If you have purchased properly you can derive monthly cash flow or income. Over time rents will rise and your cost basis with will increase at a slower rate. This will result in more cash in your pocket.
This is a big tax advantage of owning real estate. The IRS considers the property as a depreciating asset (i.e. the building) and this can be expensed against any income generated by the property.
Over time the mortgage being paid by the tenants will reduce the principle balance. The equity built up over time will be realized once the property is sold. It can also be realized through refinancing.
Real estate will appreciate over time. This means your property will increase in value over time, patience is the key.
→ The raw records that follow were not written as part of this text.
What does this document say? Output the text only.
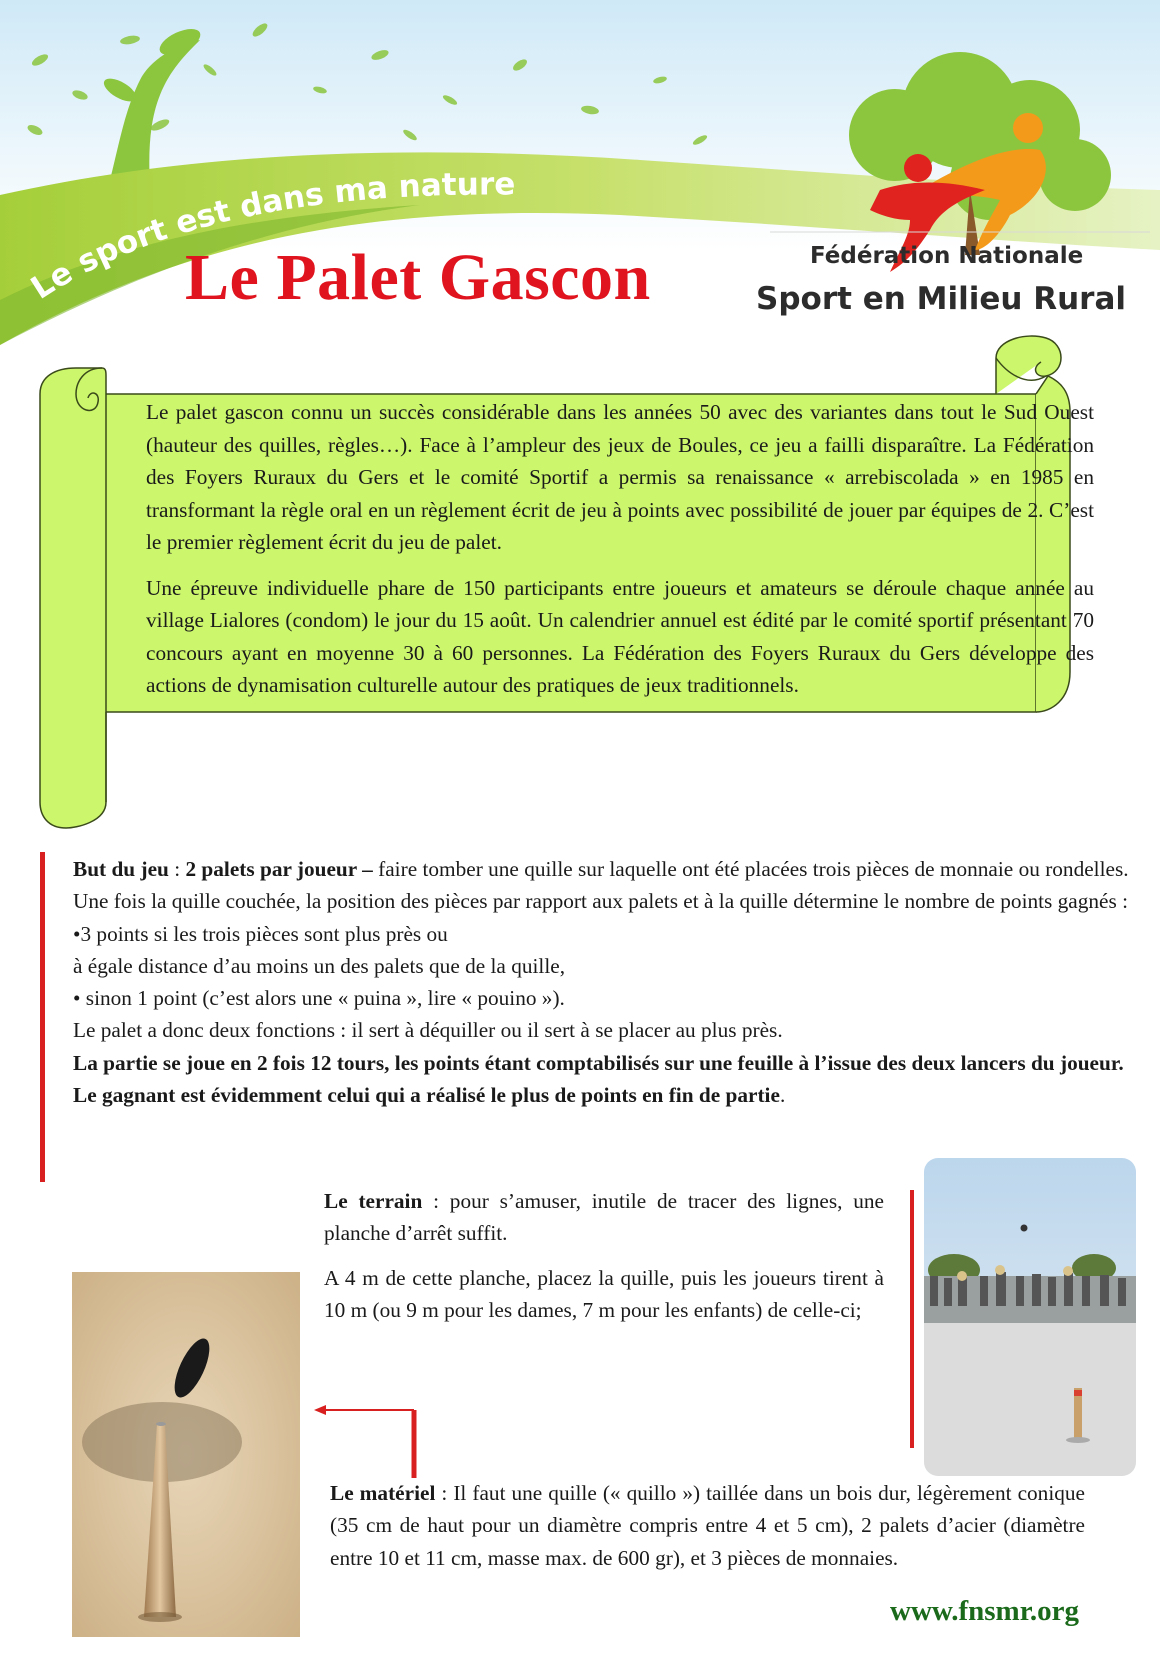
Le sport est dans ma nature
Le Palet Gascon	Fédération Nationale
Sport en Milieu Rural

Le palet gascon connu un succès considérable dans les années 50 avec des variantes dans tout le Sud Ouest (hauteur des quilles, règles…). Face à l’ampleur des jeux de Boules, ce jeu a failli disparaître. La Fédération des Foyers Ruraux du Gers et le comité Sportif a permis sa renaissance « arrebiscolada » en 1985 en transformant la règle oral en un règlement écrit de jeu à points avec possibilité de jouer par équipes de 2. C’est le premier règlement écrit du jeu de palet.

Une épreuve individuelle phare de 150 participants entre joueurs et amateurs se déroule chaque année au village Lialores (condom) le jour du 15 août. Un calendrier annuel est édité par le comité sportif présentant 70 concours ayant en moyenne 30 à 60 personnes. La Fédération des Foyers Ruraux du Gers développe des actions de dynamisation culturelle autour des pratiques de jeux traditionnels.

But du jeu : 2 palets par joueur – faire tomber une quille sur laquelle ont été placées trois pièces de monnaie ou rondelles. Une fois la quille couchée, la position des pièces par rapport aux palets et à la quille détermine le nombre de points gagnés :

•3 points si les trois pièces sont plus près ou

à égale distance d’au moins un des palets que de la quille,

• sinon 1 point (c’est alors une « puina », lire « pouino »).

Le palet a donc deux fonctions : il sert à déquiller ou il sert à se placer au plus près.

La partie se joue en 2 fois 12 tours, les points étant comptabilisés sur une feuille à l’issue des deux lancers du joueur. Le gagnant est évidemment celui qui a réalisé le plus de points en fin de partie.

Le terrain : pour s’amuser, inutile de tracer des lignes, une planche d’arrêt suffit.

A 4 m de cette planche, placez la quille, puis les joueurs tirent à 10 m (ou 9 m pour les dames, 7 m pour les enfants) de celle-ci;

Le matériel : Il faut une quille (« quillo ») taillée dans un bois dur, légèrement conique (35 cm de haut pour un diamètre compris entre 4 et 5 cm), 2 palets d’acier (diamètre entre 10 et 11 cm, masse max. de 600 gr), et 3 pièces de monnaies.
www.fnsmr.org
The appreciation can be realized upon sale or through refinancing.
This is a concept where a small amount of money can control a large asset. The benefit of leverage is the smaller the down payment the larger the percentage return on your money based on the appreciation. Example: 10k invested in a 100k property with a 5% appreciation equals a 50% return. 100k invested in a 100k property with a 5% appreciation equals a 5% return.
Your property value can go up and down but you will not see the wild swings like you do in the stock market. Even if the property value drops you are still receiving income so you will be less likely to panic.
Real estate can’t be easily liquidated. I will take time to unload your property.
Real estate requires active management, you will be involved in decision making unless you turn over all management of the property to a property management company.